HOME  ⁄  Nasional

Pencegahan Stunting Harus Dimulai Sejak Seribu Hari Pertama Kehidupan Anak

Oleh Aditya Yohan
SHARE   :

Pencegahan Stunting Harus Dimulai Sejak Seribu Hari Pertama Kehidupan Anak
Foto: (Sumber : Ilustrasi - Telur dapat menjadi menu MPASI anak. ANTARA/Harianto..)

Pantau - Pencegahan stunting harus dilakukan sejak masa kehamilan hingga anak berusia dua tahun atau dalam periode seribu hari pertama kehidupan, karena stunting merupakan kondisi kegagalan tumbuh akibat kekurangan gizi kronis yang berdampak pada perkembangan fisik dan kemampuan kognitif anak sepanjang hidupnya.

Stunting mulai menjadi perhatian luas di Indonesia pada 2018 hingga 2019 ketika pemerintah mengintensifkan upaya penanggulangan gizi buruk masyarakat.

Data Riset Kesehatan Dasar (Riskesdas) 2018 menunjukkan prevalensi anak stunting di Indonesia mencapai 30,8 persen.

Stunting tidak hanya ditandai dengan tubuh yang pendek atau kurus dibandingkan anak seusianya, tetapi juga mencerminkan gangguan pertumbuhan akibat kekurangan gizi yang berlangsung lama sejak dalam kandungan hingga usia dua tahun.

Dampak Stunting Tidak Hanya pada Tinggi Badan

Kekurangan gizi kronis pada periode awal kehidupan dapat memengaruhi pembentukan otak, perkembangan fungsi kognitif, serta kapasitas belajar anak.

Kondisi tersebut dapat menimbulkan dampak jangka panjang terhadap kualitas hidup anak hingga dewasa.

Anak yang mengalami stunting cenderung lebih rentan sakit, menghadapi kesulitan dalam proses belajar di sekolah, serta memiliki potensi produktivitas yang lebih rendah dibandingkan anak yang memperoleh asupan gizi memadai.

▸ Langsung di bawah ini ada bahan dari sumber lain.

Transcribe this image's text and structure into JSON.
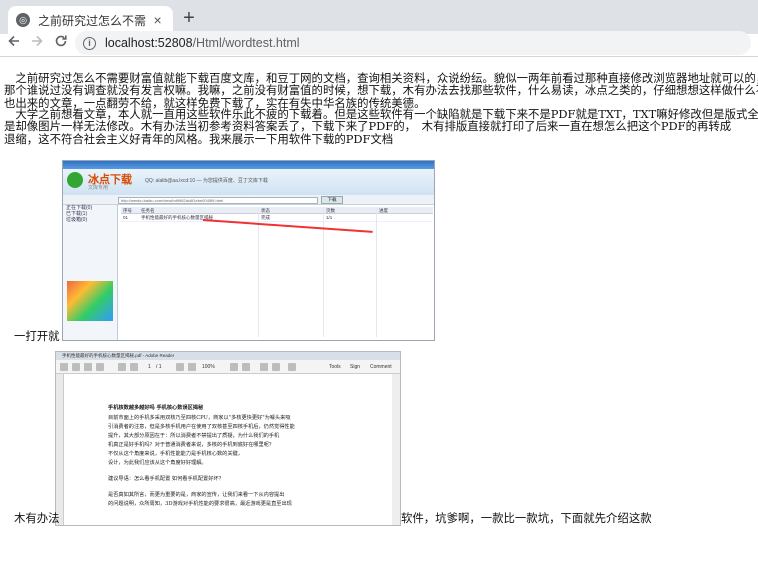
{
  "browser": {
    "tab_title": "之前研究过怎么不需要财富值就",
    "new_tab_symbol": "+",
    "tab_close_symbol": "×",
    "url_host": "localhost:52808",
    "url_path": "/Html/wordtest.html",
    "icons": {
      "back": "arrow-left-icon",
      "forward": "arrow-right-icon",
      "reload": "reload-icon",
      "site_info": "info-icon",
      "favicon": "globe-icon"
    }
  },
  "article": {
    "paragraph1": [
      "　之前研究过怎么不需要财富值就能下载百度文库，和豆丁网的文档，查询相关资料，众说纷纭。貌似一两年前看过那种直接修改浏览器地址就可以的，",
      "那个谁说过没有调查就没有发言权嘛。我嘛，之前没有财富值的时候，想下载，木有办法去找那些软件，什么易读，冰点之类的，仔细想想这样做什么不",
      "也出来的文章，一点翻劳不给，就这样免费下载了，实在有失中华名族的传统美德。"
    ],
    "paragraph2": [
      "　大学之前想看文章，本人就一直用这些软件乐此不疲的下载着。但是这些软件有一个缺陷就是下载下来不是PDF就是TXT，TXT嘛好修改但是版式全无",
      "是却像图片一样无法修改。木有办法当初参考资料答案丢了，下载下来了PDF的，　木有排版直接就打印了后来一直在想怎么把这个PDF的再转成　　　v",
      "退缩，这不符合社会主义好青年的风格。我来展示一下用软件下载的PDF文档"
    ],
    "caption1": "一打开就",
    "caption2_left": "木有办法",
    "caption2_right": "软件，坑爹啊，一款比一款坑，下面就先介绍这款"
  },
  "screenshot1": {
    "logo": "冰点下载",
    "logo_sub": "文库专用",
    "banner_note": "QQ: alalib@aa.lxcd:10 — 为您提供百度、豆丁文库下载",
    "address_text": "http://wenku.baidu.com/view/bd9982dc6f1ebe0045f9.html",
    "go_label": "下载",
    "sidebar_items": [
      "正在下载(0)",
      "已下载(1)",
      "垃圾箱(0)"
    ],
    "table_headers": [
      "序号",
      "任务名",
      "状态",
      "页数",
      "进度"
    ],
    "table_row": [
      "01",
      "手机性能最好的手机核心数量区揭秘",
      "完成",
      "1/1",
      ""
    ]
  },
  "screenshot2": {
    "title": "手机性能最好的手机核心数量区揭秘.pdf - Adobe Reader",
    "page_input": "1",
    "page_total": "/ 1",
    "zoom": "100%",
    "tool_labels": [
      "Tools",
      "Sign",
      "Comment"
    ],
    "doc_lines": [
      "手机核数越多越好吗 手机核心数误区揭秘",
      "目前市面上的手机多采用双核乃至四核CPU，商家以\"多核更快更好\"为噱头来吸",
      "引消费者的注意，但是多核手机用户在使用了双核甚至四核手机后，仍然觉得性能",
      "提升，其大部分原因在于：所以消费者不禁提出了质疑，为什么我们的手机",
      "机真正是好手机吗？对于普通消费者来说，多核的手机到底好在哪里呢？",
      "不仅从这个角度来说，手机性能能力是手机核心数的关键，",
      "设计，为此我们应该从这个角度好好理解。",
      "建议导语：怎么看手机配置 如何看手机配置好坏？",
      "是否真如其所言，而更为重要的是，商家的宣传，让我们来看一下从内容提出",
      "的问题说明，众所周知，3D游戏对手机性能的要求很高，最近游戏更是直至出现"
    ]
  }
}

Pencegahan Berbeda dengan Perbaikan Gizi

Pencegahan stunting berfokus pada pemenuhan kebutuhan gizi sejak masa kehamilan hingga usia dua tahun, yang dikenal sebagai periode seribu hari pertama kehidupan.

Kebiasaan mengonsumsi makanan yang rendah kandungan gizi selama kehamilan dapat mengurangi asupan nutrisi penting yang dibutuhkan janin untuk pembentukan otak dan tulang.

Karena itu, pemenuhan gizi ibu hamil menjadi salah satu faktor penting dalam mencegah stunting sejak dini.

Para ahli menekankan bahwa mencegah stunting dan memperbaiki gizi anak setelah mengalami gangguan pertumbuhan merupakan dua hal yang berbeda.

Setelah melewati periode seribu hari pertama kehidupan, sejumlah dampak akibat kekurangan gizi kronis berisiko menjadi permanen dan sulit diperbaiki sepenuhnya.

Sebagai informasi tambahan, telur dan berbagai sumber protein hewani lainnya menjadi salah satu pilihan menu makanan pendamping ASI yang dapat membantu memenuhi kebutuhan gizi anak pada masa pertumbuhan.